Tuesday, June 21, 2011

Thoughts About the Big Man

When I was in high school, I had a crush on a tenor sax player, and wanted to switch from the flute to the tenor sax, so I could march near this guy in marching band.

I talked to the band director who told me that she had 4th and 5th graders who were doing summer music camp for their first instruments. She told me that would be the best thing for me to do, to come to summer music and learn how to play the thing. Either that, or learn how to play it myself.

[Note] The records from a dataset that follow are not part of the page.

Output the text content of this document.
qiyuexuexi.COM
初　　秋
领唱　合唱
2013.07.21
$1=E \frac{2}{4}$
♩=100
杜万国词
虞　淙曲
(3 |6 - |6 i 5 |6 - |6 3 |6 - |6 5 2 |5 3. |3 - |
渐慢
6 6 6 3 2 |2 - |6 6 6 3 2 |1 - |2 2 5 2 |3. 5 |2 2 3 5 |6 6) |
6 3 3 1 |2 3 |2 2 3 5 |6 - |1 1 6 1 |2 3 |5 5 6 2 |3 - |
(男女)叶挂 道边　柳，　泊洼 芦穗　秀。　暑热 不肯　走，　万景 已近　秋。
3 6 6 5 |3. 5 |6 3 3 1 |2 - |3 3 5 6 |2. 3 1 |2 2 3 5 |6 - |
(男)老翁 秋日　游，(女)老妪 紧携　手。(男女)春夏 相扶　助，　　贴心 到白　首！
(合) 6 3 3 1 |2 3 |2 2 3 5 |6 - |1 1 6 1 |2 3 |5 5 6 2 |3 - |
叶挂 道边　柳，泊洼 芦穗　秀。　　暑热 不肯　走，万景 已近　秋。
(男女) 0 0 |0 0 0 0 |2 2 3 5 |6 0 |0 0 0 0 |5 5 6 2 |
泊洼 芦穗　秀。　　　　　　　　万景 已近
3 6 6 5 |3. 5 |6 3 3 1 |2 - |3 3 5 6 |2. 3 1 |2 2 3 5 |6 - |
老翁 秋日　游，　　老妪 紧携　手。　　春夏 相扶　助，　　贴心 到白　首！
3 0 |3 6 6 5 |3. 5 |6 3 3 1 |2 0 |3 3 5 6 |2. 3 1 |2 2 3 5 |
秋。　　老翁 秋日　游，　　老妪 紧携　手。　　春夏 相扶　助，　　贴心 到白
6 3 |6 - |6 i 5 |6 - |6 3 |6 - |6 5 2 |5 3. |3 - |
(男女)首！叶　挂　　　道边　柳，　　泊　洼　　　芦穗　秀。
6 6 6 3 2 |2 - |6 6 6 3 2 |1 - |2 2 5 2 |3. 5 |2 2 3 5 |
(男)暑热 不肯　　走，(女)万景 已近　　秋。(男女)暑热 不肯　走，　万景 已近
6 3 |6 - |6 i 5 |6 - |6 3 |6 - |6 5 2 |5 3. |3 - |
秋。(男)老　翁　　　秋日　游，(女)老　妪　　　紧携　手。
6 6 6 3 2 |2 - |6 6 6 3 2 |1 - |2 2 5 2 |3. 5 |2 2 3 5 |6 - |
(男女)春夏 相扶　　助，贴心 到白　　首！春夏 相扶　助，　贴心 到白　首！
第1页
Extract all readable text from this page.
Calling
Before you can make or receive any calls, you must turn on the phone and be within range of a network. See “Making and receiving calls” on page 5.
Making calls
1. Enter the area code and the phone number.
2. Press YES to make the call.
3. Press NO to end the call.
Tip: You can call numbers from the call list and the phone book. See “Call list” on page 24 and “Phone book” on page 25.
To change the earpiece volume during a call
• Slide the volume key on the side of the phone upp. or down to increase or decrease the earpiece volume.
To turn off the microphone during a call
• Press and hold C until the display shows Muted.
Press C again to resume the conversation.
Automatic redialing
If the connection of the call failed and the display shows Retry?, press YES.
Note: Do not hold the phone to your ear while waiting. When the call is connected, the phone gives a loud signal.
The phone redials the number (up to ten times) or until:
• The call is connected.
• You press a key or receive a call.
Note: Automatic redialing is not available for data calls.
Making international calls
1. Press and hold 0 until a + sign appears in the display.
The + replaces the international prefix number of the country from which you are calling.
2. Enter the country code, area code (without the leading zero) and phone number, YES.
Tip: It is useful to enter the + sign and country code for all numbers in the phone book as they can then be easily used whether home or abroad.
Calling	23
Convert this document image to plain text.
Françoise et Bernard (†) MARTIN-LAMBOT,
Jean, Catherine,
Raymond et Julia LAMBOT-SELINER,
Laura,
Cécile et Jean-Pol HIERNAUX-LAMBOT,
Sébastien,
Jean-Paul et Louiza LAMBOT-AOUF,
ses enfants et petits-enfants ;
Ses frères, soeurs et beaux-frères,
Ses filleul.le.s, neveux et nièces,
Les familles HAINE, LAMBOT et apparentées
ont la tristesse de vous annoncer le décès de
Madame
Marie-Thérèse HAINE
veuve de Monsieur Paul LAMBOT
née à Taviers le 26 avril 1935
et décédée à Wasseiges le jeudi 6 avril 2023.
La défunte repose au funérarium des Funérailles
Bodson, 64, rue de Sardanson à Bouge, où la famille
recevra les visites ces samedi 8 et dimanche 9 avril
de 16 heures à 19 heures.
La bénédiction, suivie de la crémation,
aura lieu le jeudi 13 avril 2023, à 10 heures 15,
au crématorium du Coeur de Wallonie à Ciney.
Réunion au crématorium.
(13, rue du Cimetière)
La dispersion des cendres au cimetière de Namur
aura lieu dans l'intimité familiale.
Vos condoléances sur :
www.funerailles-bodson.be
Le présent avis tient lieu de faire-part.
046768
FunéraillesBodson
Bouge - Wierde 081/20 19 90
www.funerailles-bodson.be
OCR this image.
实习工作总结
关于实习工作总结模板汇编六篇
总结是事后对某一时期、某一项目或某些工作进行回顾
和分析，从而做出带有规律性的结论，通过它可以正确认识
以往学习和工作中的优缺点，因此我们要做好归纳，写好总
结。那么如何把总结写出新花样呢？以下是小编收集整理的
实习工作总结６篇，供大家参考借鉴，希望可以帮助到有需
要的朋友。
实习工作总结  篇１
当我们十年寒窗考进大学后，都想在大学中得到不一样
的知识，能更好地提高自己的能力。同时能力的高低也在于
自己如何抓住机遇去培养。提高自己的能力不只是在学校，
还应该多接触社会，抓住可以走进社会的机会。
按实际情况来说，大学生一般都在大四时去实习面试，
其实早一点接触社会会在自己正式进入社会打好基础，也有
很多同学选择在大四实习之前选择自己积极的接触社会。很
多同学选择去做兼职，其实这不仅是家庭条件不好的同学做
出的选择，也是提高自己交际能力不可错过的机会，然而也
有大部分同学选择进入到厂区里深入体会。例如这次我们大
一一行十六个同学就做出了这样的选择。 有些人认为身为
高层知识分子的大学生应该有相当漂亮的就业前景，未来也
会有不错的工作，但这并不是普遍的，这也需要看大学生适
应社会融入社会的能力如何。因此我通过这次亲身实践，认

So I did. I spent each morning with the 4th and 5th graders, honking away on a saxophone that my parents rented from the school district. I already had SOME music skills from playing the flute, but the fingering and the sound and the style of play were totally different and alien to me. We got through the summer, me and those little kids. And I was deemed good enough by our band director to make the change to tenor sax.

I wasn't just crushing on the boy who played tenor sax. I was inspired by The Big Man, Clarence Clemons.

I had been introduced to Springsteen in 8th grade English class when Mr. Smiley brought in "Darkness on the Edge of Town" for us to read the words and analyze. I saw live footage of the shenanigans on stage that Bruce was doing and I loved the energy and the love he gave in his performances. I didn't become a rabid Springsteen fan by any stretch of the imagination, but I do think that he joined the lineup of Taylor, Browne, Crosby, Stills, Nash, Young and Fogelberg for me at that time and his songs over the years have been written into the fabric of my heart.

And the way Clarence played that sax breathed such beautiful life into some of the songs. "Spirits in the Night" would not be the same without his short opening riff, and the end of "Jungleland" for me far surpasses that keyboard ending to "Layla" by Eric Clapton, hands down.

"Jungleland" was always my Springsteen song. I always imagined myself on many summer nights over the past two dozen years as "Barefoot Girl sitting on the hood of a Dodge drinking warm beer in the soft summer rain..."

My husband doesn't like Springsteen. But as a sax player himself, I think that he most definitely respects the Big Man.

His passing ends an era, one where warm deep horn tones illuminate the text the way a monk would decorate the opening letter of a passage in a book. Now, everything is electronic, no one plays sax, and storytelling is truly lacking in songwriting. He will be sorely missed.